Having considered your circumstances and the relevant factors in subsection 118-195(1) of the ITAA 1997, the Commissioner is satisfied that one of the items in column 2 and one of the items in column 3 have been met. Further information on the relevant factors and inheriting a dwelling generally can be found on our website ato.gov.au and entering Quick Code QC52250 into the search bar at the top right of the page.

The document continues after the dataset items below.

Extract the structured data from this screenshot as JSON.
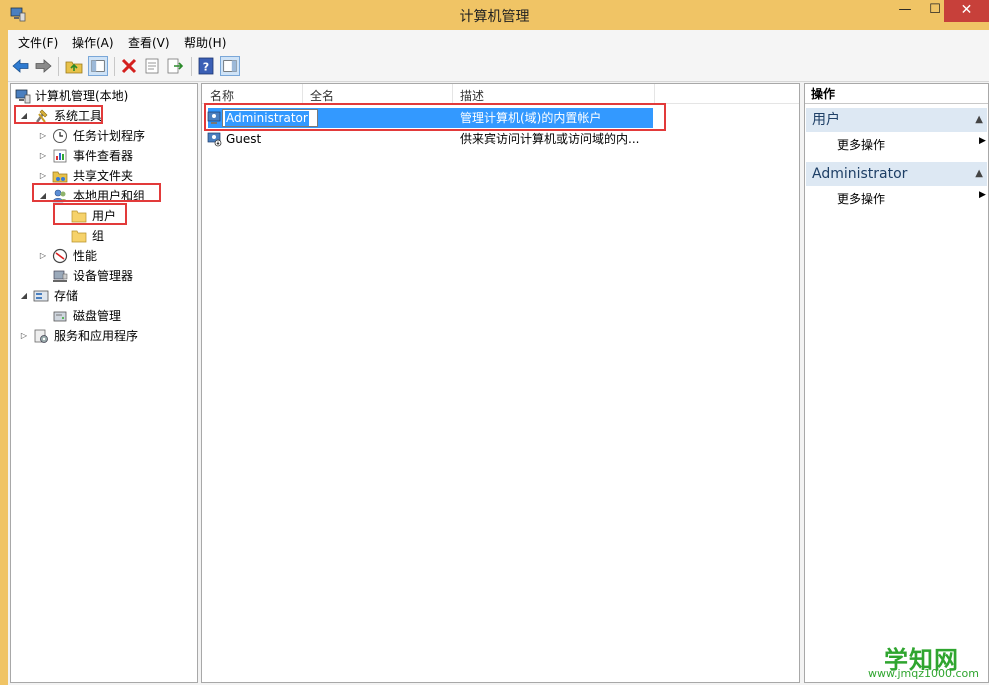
{
  "window": {
    "title": "计算机管理",
    "min_glyph": "—",
    "max_glyph": "☐",
    "close_glyph": "✕"
  },
  "menu": [
    "文件(F)",
    "操作(A)",
    "查看(V)",
    "帮助(H)"
  ],
  "toolbar": [
    "back-icon",
    "forward-icon",
    "up-folder-icon",
    "show-hide-tree-icon",
    "delete-icon",
    "properties-icon",
    "export-list-icon",
    "help-icon",
    "show-hide-action-pane-icon"
  ],
  "tree": [
    {
      "label": "计算机管理(本地)",
      "icon": "computer-management-icon",
      "expanded": true
    },
    {
      "label": "系统工具",
      "icon": "tools-icon",
      "expanded": true
    },
    {
      "label": "任务计划程序",
      "icon": "clock-icon",
      "expanded": false
    },
    {
      "label": "事件查看器",
      "icon": "event-viewer-icon",
      "expanded": false
    },
    {
      "label": "共享文件夹",
      "icon": "shared-folder-icon",
      "expanded": false
    },
    {
      "label": "本地用户和组",
      "icon": "users-group-icon",
      "expanded": true
    },
    {
      "label": "用户",
      "icon": "folder-icon",
      "selected": true
    },
    {
      "label": "组",
      "icon": "folder-icon"
    },
    {
      "label": "性能",
      "icon": "performance-icon",
      "expanded": false
    },
    {
      "label": "设备管理器",
      "icon": "device-manager-icon"
    },
    {
      "label": "存储",
      "icon": "storage-icon",
      "expanded": true
    },
    {
      "label": "磁盘管理",
      "icon": "disk-icon"
    },
    {
      "label": "服务和应用程序",
      "icon": "services-icon",
      "expanded": false
    }
  ],
  "list": {
    "columns": [
      "名称",
      "全名",
      "描述"
    ],
    "rows": [
      {
        "name": "Administrator",
        "full_name": "",
        "description": "管理计算机(域)的内置帐户",
        "selected": true
      },
      {
        "name": "Guest",
        "full_name": "",
        "description": "供来宾访问计算机或访问域的内..."
      }
    ]
  },
  "actions": {
    "title": "操作",
    "sections": [
      {
        "title": "用户",
        "items": [
          "更多操作"
        ]
      },
      {
        "title": "Administrator",
        "items": [
          "更多操作"
        ]
      }
    ]
  },
  "watermark": {
    "main": "学知网",
    "sub": "www.jmqz1000.com"
  },
  "colors": {
    "title_bar": "#f0c465",
    "selection": "#3399ff",
    "highlight": "#e23a3a",
    "close_button": "#c7403a",
    "watermark": "#2fa52f"
  }
}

This ruling applies for the following period:
Year ending 30 June 20XX
The scheme commences on:
1 July 20XX
The Deceased passed on 19XX.
The Deceased owned a property purchased before 20 September 1985 that was their main residence prior to their passing.
Letters of Administration were granted to Individual A and they were appointed Administrator and Trustee of the estate on 20XX.
An application was lodged in the Relevant Court for a family provision claim by one of the Deceased’s children.
The Child had lived with the Deceased prior to their passing and continued to live in the property until 20XX.
An order of the Relevant Court was made on 20XX that the Child has a right to occupy the property from 19XX to 20XX and that the order be attached to the Letters of Administration.
A contract for sale of the property was entered into which settled on 20XX.
Relevant legislative provisions
Income Tax Assessment Act section 118-195.